In the film, Christina sets up the apparatus vertically, which both requires less space in the lab and reduces concerns over laser safety. However, you will still need to be cautious for stray reflections.
The relationship here is
\(n\lambda = d \sin\theta\)
where:
- \(n\) = the order of the maximum, with \(n=0\) as the central maximum, \(n=1\) for the ‘first order’ to either side, and so on.
- \(\lambda\) = wavelength of light
- \(d\) = slit spacing. Usually a diffraction grating slide states the number of lines per mm. For example: 300 lines/mm implies 300,000 slits/m, so \(d = 1/300,000~\mathrm{m}\).

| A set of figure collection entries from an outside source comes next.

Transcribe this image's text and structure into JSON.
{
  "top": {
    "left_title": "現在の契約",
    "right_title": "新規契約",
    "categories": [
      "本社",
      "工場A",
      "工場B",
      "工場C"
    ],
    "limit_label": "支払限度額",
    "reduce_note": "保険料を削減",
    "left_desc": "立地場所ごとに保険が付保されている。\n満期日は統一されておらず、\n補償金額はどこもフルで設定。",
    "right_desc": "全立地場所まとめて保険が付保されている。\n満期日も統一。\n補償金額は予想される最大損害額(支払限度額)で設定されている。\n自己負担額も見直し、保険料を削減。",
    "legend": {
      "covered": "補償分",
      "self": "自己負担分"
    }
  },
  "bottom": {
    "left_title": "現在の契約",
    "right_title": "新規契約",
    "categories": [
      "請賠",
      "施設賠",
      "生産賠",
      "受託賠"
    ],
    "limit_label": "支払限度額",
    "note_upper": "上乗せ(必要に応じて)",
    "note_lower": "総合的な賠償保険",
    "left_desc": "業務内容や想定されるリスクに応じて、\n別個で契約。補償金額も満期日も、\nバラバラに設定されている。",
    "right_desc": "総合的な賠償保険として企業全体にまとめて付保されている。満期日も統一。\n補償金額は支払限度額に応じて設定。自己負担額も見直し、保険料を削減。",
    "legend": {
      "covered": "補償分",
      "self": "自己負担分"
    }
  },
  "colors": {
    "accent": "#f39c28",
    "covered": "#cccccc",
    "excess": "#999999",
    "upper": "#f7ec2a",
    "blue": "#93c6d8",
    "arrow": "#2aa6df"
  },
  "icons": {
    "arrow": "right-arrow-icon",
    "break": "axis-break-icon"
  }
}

- \(\theta\) = angle between the straight-through direction (helpfully marked by the zero-order maximum) and the maximum being investigated. This must be found using trigonometry:
As stated in the film (at 3’15”), we cannot use the small angle approximation here, since the angles are too large. Hence:
\(\theta = \tan^{-1}(\frac{x}{D})\)
Using the measurements in the film, Alom’s miraculous ‘off-the-cuff’ calculation went like this:
- Total distance = 191 mm, so \(x\) = 191/2.
- \(D\) = 225 mm
- So \(\theta = \tan^{-1}((191/2)/225) = 22.9985\) ≈ 23.0°
Now, to calculate the wavelength:
\(n\lambda = d\sin\theta\) or \(\lambda = \frac{d\sin\theta}{n}\)
Since we measured two fringes either side of the central maximum (for accuracy):
- \(n = 1\)
- \(d = \frac{1}{300,000}~\mathrm{m}\)
- \(\lambda = (\frac{1}{300,000}\sin 22.9985)/2 = 6.5118 \times 10^{-7} = 651~\mathrm{nm}\) (to 3 sf).
Again, students can compare this with the manufacturer’s stated value; the students should be able to assess their uncertainty to check that the manufacturer’s value falls within their uncertainty range. The same discussions as above can be had about how to minimise uncertainties, and what would happen if a different colour laser were to be used.